İşte Arab News'de yayınlanan analiz:
İsrail Başbakanı Benjamin Netanyahu, 1990'lardan bu yana İran'a karşı kampanya yürütüyor. Tıpkı Washington'u Irak'ın Saddam Hüseyin'i kışkırttığı gibi, Tahran rejimini kışkırtmak için mümkün olan tüm bahaneleri kullandı.
Özellikle İran, Irak ve Suriye İsrail'in yeminli düşmanlarıydı. Ancak Netanyahu, ABD'yi bu rejimleri tehdit etmek, cezalandırmak ve sonunda saldırmak için kullanırken, bu düşmanlıkların neden var olduğu konusunda kimse temel soruyu sormamasına dikkat etti.
Filistin trajedisi ise bu üç çatışmanın da merkezinde yer alıyordu.
7 Ekim 2023'teki Hamas'ın Aksa Tufanı, zor durumdaki Netanyahu'ya sadece Gazze ve Batı Şeria'daki Filistinlilere değil, aynı zamanda bölgedeki İran'ın vekillerine ve nihayetinde 13 Haziran'da İran'a karşı savaş açmak için bir bahane sağladı.
ABD'nin İran'ın nükleer tesislerine saldırısı ise Netanyahu'nun planına can suyu sağladı. Bu da şüphesiz olarak İsrail tarafından şekillendirilmiş yeni bir Orta Doğu hayaliydi.
Aralık 2023'ten bu yana İsrail lideri, İsrail'in Batı dünyası adına bir savaş yürüttüğünü ve Orta Doğu'yu yeniden şekillendirmek istediğini ilan ediyor ve bunu, bu hedefe her zamankinden daha yakın olduğunu defalarca dile getirdi.
İsrail ile İran arasındaki son çatışmayı sona erdirmek için Tahran, rejimini korumak ve ABD ile daha geniş çaplı bir savaşı önlemek için gerilimi azaltmak zorunda kaldı.
Peki, bölgesel jeopolitik açıdan zayıflatılmış bir İran ne anlama geliyor?
Eğer ABD ve İsrail'in iddia ettiği gibi İran'ın nükleer programı ciddi şekilde zayıflatılmışsa, diplomasiye geri döndüğünde yeni şartlar ortaya çıkacaktır.
İran, anlaşmazlığın ana konusu olan uranyum zenginleştirme kabiliyeti konusunda daha katı koşulları kabul etmek zorunda kalabilir. Kalıcı bir çözüme giden herhangi bir siyasi yol, bu konuyu çözmek zorunda olacaktır.
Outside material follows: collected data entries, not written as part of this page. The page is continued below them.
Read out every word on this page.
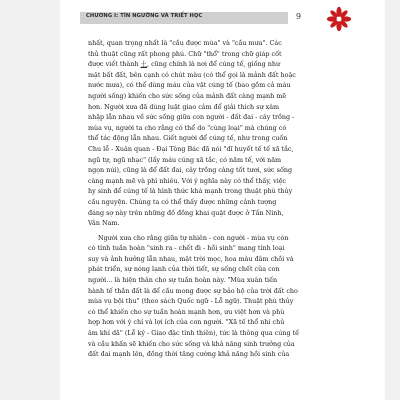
CHƯƠNG I: TÍN NGƯỠNG VÀ TRIẾT HỌC	9
nhất, quan trọng nhất là "cầu được mùa" và "cầu mưa". Các
thủ thuật cũng rất phong phú. Chữ "thổ" trong chữ giáp cốt
được viết thành 土, cũng chính là nơi để cúng tế, giống như
mặt bất đất, bên cạnh có chút màu (có thể gọi là mảnh đất hoặc
nước mưa), có thể dùng máu của vật cúng tế (bao gồm cả máu
người sống) khiến cho sức sống của mảnh đất càng mạnh mẽ
hơn. Người xưa đã dùng luật giao cảm để giải thích sự xâm
nhập lẫn nhau về sức sống giữa con người - đất đai - cây trồng -
mùa vụ, người ta cho rằng có thể do "cùng loại" mà chúng có
thể tác động lẫn nhau. Giết người để cúng tế, như trong cuốn
Chu lễ - Xuân quan - Đại Tông Bác đã nói "dĩ huyết tế tế xã tắc,
ngũ tự, ngũ nhạc" (lấy máu cúng xã tắc, có năm tế, với năm
ngọn núi), cũng là để đất đai, cây trồng càng tốt tươi, sức sống
càng mạnh mẽ và phì nhiêu. Với ý nghĩa này có thể thấy, việc
hy sinh để cúng tế là hình thức khá mạnh trong thuật phù thủy
cầu nguyện. Chúng ta có thể thấy được những cảnh tượng
đáng sợ này trên những đồ đồng khai quật được ở Tấn Ninh,
Vân Nam.
Người xưa cho rằng giữa tự nhiên - con người - mùa vụ còn
có tính tuần hoàn "sinh ra - chết đi - hồi sinh" mang tính loại
suy và ảnh hưởng lẫn nhau, mặt trời mọc, hoa màu đâm chồi và
phát triển, sự nóng lạnh của thời tiết, sự sống chết của con
người... là hiện thân cho sự tuần hoàn này. "Mùa xuân tiến
hành tế thần đất là để cầu mong được sự bảo hộ của trời đất cho
mùa vụ bội thu" (theo sách Quốc ngữ - Lỗ ngữ). Thuật phù thủy
có thể khiến cho sự tuần hoàn mạnh hơn, ưu việt hơn và phù
hợp hơn với ý chí và lợi ích của con người. "Xã tế thổ nhi chủ
âm khí dã" (Lễ ký - Giao đặc tính thiên), tức là thông qua cúng tế
và cầu khấn sẽ khiến cho sức sống và khả năng sinh trưởng của
đất đai mạnh lên, đồng thời tăng cường khả năng hồi sinh của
Ancak Netanyahu için bu artık sorun değil. Onun için rejim değişikliği artık nihai ödül olarak kabul ediliyor. Trump yönetimi için ise bu, pozisyonunun belirsiz kaldığı bir durum. İran'ın teslim olması ise olası görünmüyor.
Netanyahu ise, Washington ile Tahran arasında herhangi bir siyasi uzlaşmaya direnecektir. Ancak Trump yönetimi, ABD'nin yeni bir Orta Doğu savaşına girmesine karşı çıkan “Amerika'yı Yeniden Büyük Yap” tabanını düşünmek zorunda. ABD, bölgedeki uzun süreli bir savaştan endişe duyan Arap müttefiklerinin tutumunu da dikkate almak zorunda kalacak.
Netanyahu, iki yıldan kısa bir sürede ordusunun Gazze'deki Hamas'ı ve Lübnan'daki Hizbullah'ı yok ettiğini, Beşar Esad rejiminin düşmesine yardımcı olduğunu, Yemen'deki Husi'lerin gücünü zayıflattığını, Irak'taki İran yanlısı milisleri etkisiz hale getirdiğini ve İran'ın misilleme yapma kabiliyetini engellediğini iddia edecektir.
Bütün bunları Batı adına yaptığını ve aynı zamanda Ortadoğu'yu yeniden şekillendirdiğini söyleyecektir ki bu söylemleri parça parça da olsa da dile getiriyor.
Netanyahu'ya göre İran ve vekilleri kenara itilirse, İsrail neredeyse hiç düşmanı olmayan önemli bir bölgesel güç olarak ortaya çıkacak ve bu senaryo giderek daha olası hale geliyor.
7 Ekim'deki Hamas saldırılarına geri dönüp, İsrail'in çıkarlarına hizmet eden büyük bir jeopolitik domino etkisinin nasıl gerçekleştiğini görebiliriz.
Peki bu, bölge için ne anlama geliyor?
İran'ın zayıflatılması ve iktidar değişimi sonucunda İsrail, gerçek bir tehdit olmayan bölgenin en üstün gücü olarak ortaya çıkacak. Netanyahu'ya göre böyle bir gerçeklikte İran tehdit olmaktan tamamen çıkacak ve İsrail'e gerçek bir tehdit oluşturamaz hale gelecek.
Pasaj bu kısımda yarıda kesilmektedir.